Industry-Wide Shifts in Chocolate Production
This incident is not isolated. Hershey and other companies are increasingly using replacement ingredients like sugar, oil, milk, and nuts in their products. The volatile cocoa market, driven by climate crises in Ghana and Côte d'Ivoire—which produce 70% of the world's cocoa—has led to supply shortages and soaring prices. Cocoa prices surged from $2,000-3,000 per ton to $12,000 by 2024, forcing manufacturers to adopt creative strategies.
- Reformulation: Companies are replacing cocoa with alternatives such as almonds or lab-grown substitutes like ChoViva.
- Shrinkflation: Selling smaller candy bars at the same price, a tactic popular in Europe.
- Regulatory Loopholes: In the US, items with as little as 15% cocoa can still be labeled as "chocolate candy," unlike stricter EU standards.

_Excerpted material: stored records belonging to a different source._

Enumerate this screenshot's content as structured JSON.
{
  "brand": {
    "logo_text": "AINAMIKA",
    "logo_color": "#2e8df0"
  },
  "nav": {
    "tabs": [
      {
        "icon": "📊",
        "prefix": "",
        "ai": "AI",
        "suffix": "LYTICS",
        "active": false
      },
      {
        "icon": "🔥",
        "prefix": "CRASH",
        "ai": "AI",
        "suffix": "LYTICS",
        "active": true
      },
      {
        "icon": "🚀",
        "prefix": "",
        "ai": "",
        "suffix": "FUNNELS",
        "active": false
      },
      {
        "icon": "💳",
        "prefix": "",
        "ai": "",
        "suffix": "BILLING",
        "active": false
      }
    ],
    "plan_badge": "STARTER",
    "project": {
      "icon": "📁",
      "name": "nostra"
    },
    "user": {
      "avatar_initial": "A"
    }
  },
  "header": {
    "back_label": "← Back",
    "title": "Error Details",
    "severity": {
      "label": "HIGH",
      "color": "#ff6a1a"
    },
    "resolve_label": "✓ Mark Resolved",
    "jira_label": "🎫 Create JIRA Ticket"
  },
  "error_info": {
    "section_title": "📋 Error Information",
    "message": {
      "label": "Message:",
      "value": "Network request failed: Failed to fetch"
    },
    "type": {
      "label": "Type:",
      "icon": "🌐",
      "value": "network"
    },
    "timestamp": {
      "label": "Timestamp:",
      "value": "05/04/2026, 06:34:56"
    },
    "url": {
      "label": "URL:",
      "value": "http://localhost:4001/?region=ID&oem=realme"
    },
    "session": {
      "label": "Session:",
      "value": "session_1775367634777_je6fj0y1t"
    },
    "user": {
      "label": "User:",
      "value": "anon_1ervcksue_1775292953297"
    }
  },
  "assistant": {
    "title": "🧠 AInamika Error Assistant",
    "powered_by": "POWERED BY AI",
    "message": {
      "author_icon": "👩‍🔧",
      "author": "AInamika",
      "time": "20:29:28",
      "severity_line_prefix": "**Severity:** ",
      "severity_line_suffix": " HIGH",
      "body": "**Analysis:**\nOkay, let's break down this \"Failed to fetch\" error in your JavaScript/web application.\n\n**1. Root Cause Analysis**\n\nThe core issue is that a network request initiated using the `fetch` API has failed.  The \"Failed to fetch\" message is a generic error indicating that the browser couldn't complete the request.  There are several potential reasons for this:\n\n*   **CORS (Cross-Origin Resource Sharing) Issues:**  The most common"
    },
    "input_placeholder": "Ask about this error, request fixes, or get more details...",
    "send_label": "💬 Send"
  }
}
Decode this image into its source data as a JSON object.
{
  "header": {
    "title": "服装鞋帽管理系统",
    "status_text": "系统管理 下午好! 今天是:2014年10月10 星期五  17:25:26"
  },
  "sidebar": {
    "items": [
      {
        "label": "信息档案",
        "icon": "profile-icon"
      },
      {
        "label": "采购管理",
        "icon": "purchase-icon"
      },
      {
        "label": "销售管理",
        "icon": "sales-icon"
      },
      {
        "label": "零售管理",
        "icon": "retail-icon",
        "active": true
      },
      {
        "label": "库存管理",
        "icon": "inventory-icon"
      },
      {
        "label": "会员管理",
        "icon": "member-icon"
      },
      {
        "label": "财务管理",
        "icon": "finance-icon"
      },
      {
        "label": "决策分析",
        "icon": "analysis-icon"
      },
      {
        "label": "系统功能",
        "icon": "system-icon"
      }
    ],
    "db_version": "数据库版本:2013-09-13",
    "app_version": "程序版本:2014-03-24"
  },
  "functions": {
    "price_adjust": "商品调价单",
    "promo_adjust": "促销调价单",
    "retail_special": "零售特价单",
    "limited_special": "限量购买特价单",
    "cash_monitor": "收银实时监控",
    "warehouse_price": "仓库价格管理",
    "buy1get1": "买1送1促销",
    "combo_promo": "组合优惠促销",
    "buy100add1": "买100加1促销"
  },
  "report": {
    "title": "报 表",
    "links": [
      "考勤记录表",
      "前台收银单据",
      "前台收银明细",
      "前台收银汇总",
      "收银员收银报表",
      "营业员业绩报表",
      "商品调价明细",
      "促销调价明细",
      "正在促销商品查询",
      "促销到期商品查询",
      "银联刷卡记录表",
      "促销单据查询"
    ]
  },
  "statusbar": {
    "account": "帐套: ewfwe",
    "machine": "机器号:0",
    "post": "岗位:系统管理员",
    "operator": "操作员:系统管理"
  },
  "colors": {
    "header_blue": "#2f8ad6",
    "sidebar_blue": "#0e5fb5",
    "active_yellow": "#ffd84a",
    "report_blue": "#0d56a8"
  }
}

Consumer Reaction and Corporate Response
Reese expressed his frustration in an open letter on LinkedIn, questioning Hershey's commitment to quality. While the company defended its flagship Reese's Peanut Butter Cups as unchanged, it acknowledged experimentation in other products. Hershey cited cocoa bean volatility as a key factor, but Reese argues this is a profit-driven move. "They're squeezing every last penny they possibly can," he stated.
Economist Alexis Villacis, who studies the chocolate industry, notes that demand for chocolate remains high despite health trends. He explains that companies are testing consumer tolerance for reformulated products. "These big companies are testing how consumers react, and they will adjust accordingly," Villacis said.
Future Outlook for Chocolate Lovers
Although cocoa prices fell slightly in late 2025, experts predict no return to cheaper chocolate soon. Companies are still using higher-priced cocoa stocks and rebuilding margins. Additionally, ethical concerns and regulations against deforestation and child labor in cocoa farming are limiting supply. Younger farmers are leaving plantations for urban jobs, further straining production.
Consumers are becoming more savvy, reading labels to distinguish between "milk chocolate" and "chocolate candy." Some may turn to premium brands like Tony's Chocolonely or Pacari, which use ethically sourced ingredients and higher cocoa content. However, mass-market chocolate's appeal has always been its affordability.
Reese has sworn off buying Reese's products again, calling it "blasphemy" for a family descendant. He believes consumer trust has been betrayed and urges vigilance. "I just can't see how Hershey's going to succeed long term with Reese's consumers," he concluded. The industry's future may hinge on whether enough customers join him in demanding better quality.